Между тем заговорщики явились в царские покои и уселись перед царем. Царь, гневаясь на промедление, снова и снова приказывал принести ему мясо, но мяса все не было. Тогда придворные, враги шакала, стали посматривать друг на друга, и наконец один из них сказал, словно соболезнуя о несчастье и желая, чтобы царь узнал всю правду: «Мы должны открыть глаза нашему царю, дабы узнал он, кто его друг и желает ему добра, а кто его враг и вредит, где только может, даже если это будет тяжело и неприятно слышать некоторым здесь присутствующим. До меня дошло, что мясо, которое так понравилось нашему повелителю, унес шакал и припрятал у себя дома».
Другой сказал: «Не думаю, чтобы он сделал это, но следует обыскать его дом: никогда не знаешь, что на уме у твоего ближнего и каков его нрав».
Третий прибавил: «Клянусь жизнью, никто не ведает тайных мыслей и хитростей шакалов! И сдается мне, что если как следует поискать, то мясо найдется дома у этого шакала, — ведь все мы склонны поверить всему, что рассказывают о пороках и коварстве этих тварей!»
Тут вступил в разговор четвертый придворный льва и промолвил: «И если мы действительно найдем у него это мясо, то это будет не только предательством и изменой, но и худшей неблагодарностью, наглостью и поруганием милостей нашего повелителя».
Пятый прибавил: «Все вы — мужи справедливые и благородные, и я не в состоянии опровергнуть ваши слова. Если бы царь послал кого-нибудь в дом этого шакала, чтобы обыскать его, то дело стало бы ясным».
Шестой воскликнул: «Если повелитель желает обыскать его дом, то пусть он поспешит, ибо у этого шакала повсюду соглядатаи и подкупленные им изменники, которые тут же донесут ему обо всех наших разговорах, и он припрячет украденное мясо и окажется невиновным».
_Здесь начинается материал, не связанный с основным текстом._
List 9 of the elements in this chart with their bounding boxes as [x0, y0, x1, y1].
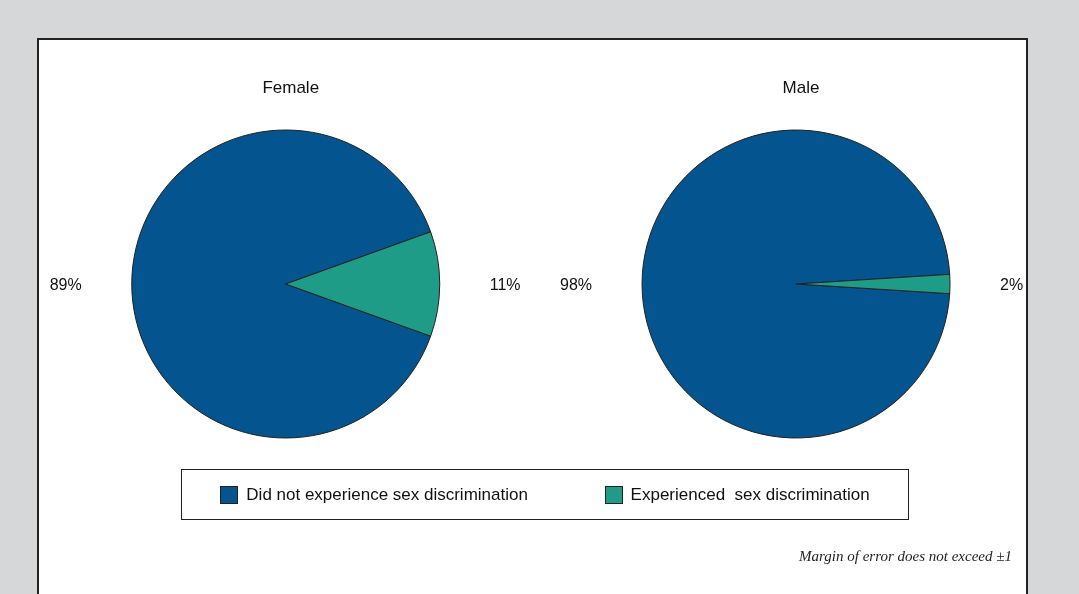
data-label: 89%	[49, 275, 82, 293]
slice-label: Female	[262, 78, 320, 97]
legend-label: Experienced sex discrimination	[630, 484, 870, 505]
data-label: 11%	[489, 275, 521, 293]
data-label: 2%	[1000, 275, 1024, 293]
text: Margin of error does not exceed ±1	[799, 548, 1012, 565]
legend-label: Did not experience sex discrimination	[246, 484, 528, 505]
data-label: 98%	[560, 275, 593, 293]
slice-label: Male	[782, 78, 820, 97]
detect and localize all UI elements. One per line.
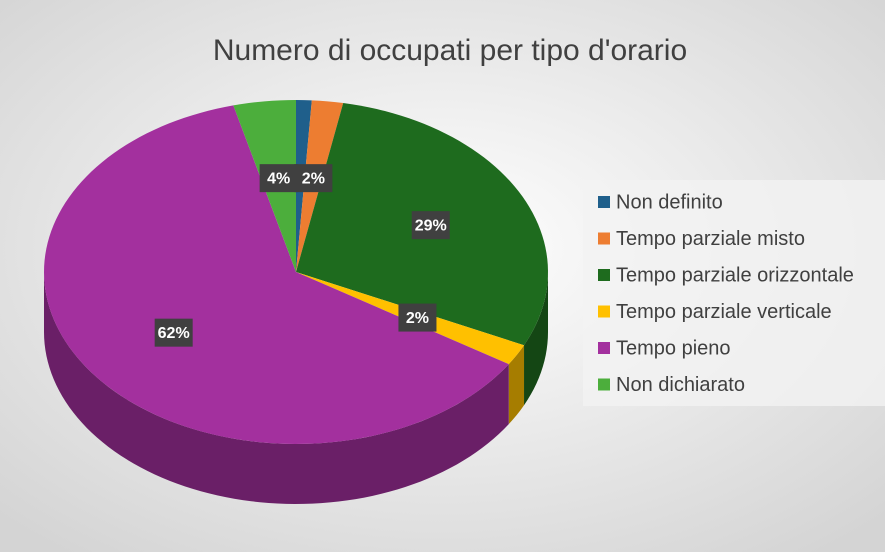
slice-side bbox=[524, 272, 548, 406]
legend-label: Tempo parziale orizzontale bbox=[616, 264, 854, 286]
data-label-box bbox=[411, 211, 450, 240]
legend-swatch bbox=[598, 342, 610, 354]
chart-title: Numero di occupati per tipo d'orario bbox=[213, 34, 687, 67]
legend-label: Tempo parziale verticale bbox=[616, 301, 832, 323]
legend-label: Non definito bbox=[616, 191, 723, 213]
legend-swatch bbox=[598, 232, 610, 245]
legend-swatch bbox=[598, 196, 610, 208]
legend-swatch bbox=[598, 378, 610, 391]
data-label: 62% bbox=[158, 325, 190, 342]
data-label: 2% bbox=[406, 310, 429, 327]
legend-label: Tempo pieno bbox=[616, 337, 731, 359]
slice-side bbox=[508, 345, 525, 425]
data-label: 4% bbox=[267, 170, 290, 187]
data-label-box bbox=[154, 318, 193, 347]
legend-box bbox=[583, 180, 885, 406]
data-label-box bbox=[398, 303, 437, 332]
slice-side bbox=[44, 272, 509, 504]
data-label: 29% bbox=[415, 217, 447, 234]
data-label-box bbox=[294, 164, 333, 193]
legend-label: Tempo parziale misto bbox=[616, 228, 805, 250]
legend-swatch bbox=[598, 269, 610, 281]
legend-swatch bbox=[598, 305, 610, 318]
data-label: 2% bbox=[302, 170, 325, 187]
data-label-box bbox=[259, 164, 298, 193]
slice bbox=[44, 105, 509, 445]
legend-label: Non dichiarato bbox=[616, 374, 745, 396]
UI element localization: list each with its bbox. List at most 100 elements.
Седьмой придворный сказал, обращаясь к присутствующим: «Но разве есть грех или преступление, которые укрылись бы от нашего повелителя? Пусть не обманываются предатели — им не удастся ускользнуть от справедливого возмездия и наказания».
И восьмой согласился: «Невозможно спастись от возмездия тому, кто замыслил зло против правителя, — куда ему бежать и где он укроется? Повсюду настигнет его кара за содеянное, ибо у царя множество верных друзей и приверженцев, которые откроют местопребывание преступника».
Девятый придворный, который до сих пор молчал, начал: «Мне уже говорили о том, что этот шакал — злодей и изменник, но я позабыл об этом, а теперь эти слова пришли мне на память, после того как я выслушал ваши речи».